Is this God or is this a strange obsession? I have wandered into the "emergant" conversation and am pretty intrigued, or obsessed. Okay that's my problem, but I still have questions. One friend said, "I'm not Emergant, but I'm the emerging church" Okay I shouldn't label; no membership cards, but I go about the various links in this conversation and still see so much semantics. I am patient while I want to run.
A man in charge needs the framework, but the work of God will organically come out from the people to form the church. Is that emergant? How is that different than any other of the old thoughts of old books and movements of all old societies? It's not, and I guess that is the common link.
I go to a conference to see and hear how Christ is being expressed in the life of another. I do not want to battle definitions, although I see the battle is within me.
Maybe this is me coming to the end of my search for permission.
I am ready to go do it. When I got home to my turf, I realized that I had lost my memory for three days. I stepped back into the life that is presenting the field of harvest. My prayer at the end of our trip to Ukraine last month was "O Lord do not let me grieve the loss of Your hand on my life. Let my grief be my love poured out.
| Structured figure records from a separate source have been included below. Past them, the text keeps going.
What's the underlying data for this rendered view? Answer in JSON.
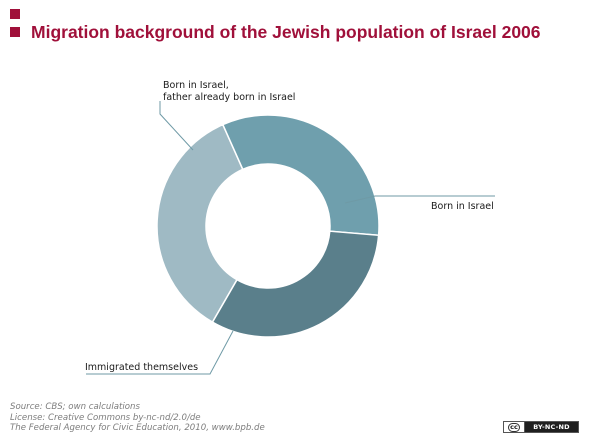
{
  "header": {
    "title": "Migration background of the Jewish population of Israel 2006"
  },
  "colors": {
    "accent": "#a0103a",
    "leader_line": "#6f9aa6",
    "footer_text": "#7d7d7d"
  },
  "chart_data": {
    "type": "pie",
    "style": "donut",
    "title": "Migration background of the Jewish population of Israel 2006",
    "slices": [
      {
        "name": "Born in Israel,\nfather already born in Israel",
        "label_lines": [
          "Born in Israel,",
          "father already born in Israel"
        ],
        "value": 35,
        "color": "#9fbac4"
      },
      {
        "name": "Born in Israel",
        "label_lines": [
          "Born in Israel"
        ],
        "value": 33,
        "color": "#6f9fad"
      },
      {
        "name": "Immigrated themselves",
        "label_lines": [
          "Immigrated themselves"
        ],
        "value": 32,
        "color": "#5a7f8b"
      }
    ],
    "unit": "%",
    "legend": "none",
    "grid": false
  },
  "footer": {
    "source": "Source: CBS; own calculations",
    "license": "License: Creative Commons by-nc-nd/2.0/de",
    "publisher": "The Federal Agency for Civic Education, 2010, www.bpb.de"
  },
  "badge": {
    "cc_mark": "cc",
    "terms": "BY-NC-ND"
  }
}
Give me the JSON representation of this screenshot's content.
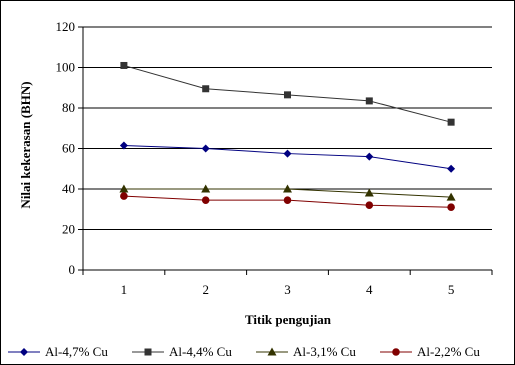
{
  "chart_data": {
    "type": "line",
    "xlabel": "Titik  pengujian",
    "ylabel": "Nilai kekerasan (BHN)",
    "categories": [
      "1",
      "2",
      "3",
      "4",
      "5"
    ],
    "ylim": [
      0,
      120
    ],
    "yticks": [
      "0",
      "20",
      "40",
      "60",
      "80",
      "100",
      "120"
    ],
    "grid": "horizontal",
    "legend_position": "bottom",
    "series": [
      {
        "name": "Al-4,7% Cu",
        "values": [
          61.5,
          60,
          57.5,
          56,
          50
        ],
        "color": "#000080",
        "marker": "diamond"
      },
      {
        "name": "Al-4,4% Cu",
        "values": [
          101,
          89.5,
          86.5,
          83.5,
          73
        ],
        "color": "#333333",
        "marker": "square"
      },
      {
        "name": "Al-3,1% Cu",
        "values": [
          40,
          40,
          40,
          38,
          36
        ],
        "color": "#333300",
        "marker": "triangle"
      },
      {
        "name": "Al-2,2% Cu",
        "values": [
          36.5,
          34.5,
          34.5,
          32,
          31
        ],
        "color": "#800000",
        "marker": "circle"
      }
    ]
  }
}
I do not leave a people, but seek to continue pursuit of Your life as You live through me."
When I went to Ukraine in 1997, I came home and obsessed over the Russian language in order to stay connected to the people with whom I fell in love. I did that. I wrote to them and kept my heart with them and God was so all over it. I went back to see them 11 years later. Those who can listen know the whole story. Now, I am burying myself in this new language in order to stay connected to those with whom I fell in love. I'm writing to them and keeping my heart with them because God is so all over it.